Functional Size Measurement (FSM) is a technique for measuring software in terms of the functionality it delivers. The ISO/IEC standard for Functional Size Measurement 14143-1:2006 defines FSM as a means of quantifying the Functional User Requirements i.e. functions that the user has required to be delivered. (For more information on the IFPUG Method for counting function points see - Introduction to Function Point Analysis.)
Functional Size can be used for many purposes (See - Uses & Benefits of Sizing) however; it is primarily used at the planning stage for input into project resource estimation calculations for cost, effort and schedule.At the completion of a project it is used to compare performance in terms of the cost effectiveness and efficiency of the development and support teams.
FSM measures the functional requirements of the software. This means that it can be applied before development commences, rather than retrospectively as is the case with other forms of software measurement, such as counting lines of code and/or other physical objects. This capability to measure early enables accurate estimates to be made, risks to be evaluated, and project scope to be negotiated, before final commitments are made.

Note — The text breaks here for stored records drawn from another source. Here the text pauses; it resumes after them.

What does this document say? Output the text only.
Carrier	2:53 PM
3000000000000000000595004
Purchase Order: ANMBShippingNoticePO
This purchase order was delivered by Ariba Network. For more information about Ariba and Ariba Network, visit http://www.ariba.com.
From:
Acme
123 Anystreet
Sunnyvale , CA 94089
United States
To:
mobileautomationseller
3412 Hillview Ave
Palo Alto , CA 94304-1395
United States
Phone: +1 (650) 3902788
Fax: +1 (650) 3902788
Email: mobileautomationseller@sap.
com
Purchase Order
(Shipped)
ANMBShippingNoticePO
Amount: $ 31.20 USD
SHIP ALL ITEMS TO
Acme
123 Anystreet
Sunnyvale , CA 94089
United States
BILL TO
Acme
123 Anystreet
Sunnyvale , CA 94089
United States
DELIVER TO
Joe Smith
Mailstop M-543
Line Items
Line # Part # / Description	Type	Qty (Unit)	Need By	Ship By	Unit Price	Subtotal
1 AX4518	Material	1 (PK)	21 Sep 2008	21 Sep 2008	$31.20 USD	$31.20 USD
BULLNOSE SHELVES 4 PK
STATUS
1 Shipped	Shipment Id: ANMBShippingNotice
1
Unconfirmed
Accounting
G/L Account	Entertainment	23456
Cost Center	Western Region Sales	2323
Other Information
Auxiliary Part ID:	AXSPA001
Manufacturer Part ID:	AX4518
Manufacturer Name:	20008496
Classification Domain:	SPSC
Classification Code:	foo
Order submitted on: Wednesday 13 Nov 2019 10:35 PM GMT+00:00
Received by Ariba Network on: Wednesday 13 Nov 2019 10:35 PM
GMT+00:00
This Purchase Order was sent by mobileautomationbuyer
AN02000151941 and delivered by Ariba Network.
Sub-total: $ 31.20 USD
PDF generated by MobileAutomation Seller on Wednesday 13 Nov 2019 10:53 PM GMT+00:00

FSM also enables comparison of applications and projects based on their size. Productivity rates for applications of a similar attribute profile can be compared for benchmarking support ratios and improvement purposes. Productivity rates from past projects can also be used to predict effort, once a project’s Functional Size has been determined.
SCOPE supports the rules of the Functional Size Measurement method, ISO/IEC 20926:2008 standard IFPUG Unadjusted and the IFPUG Function Point Analysis Method CPM 4.3. This technique is often referred to as IFPUG Function Point Analysis or “FPA”.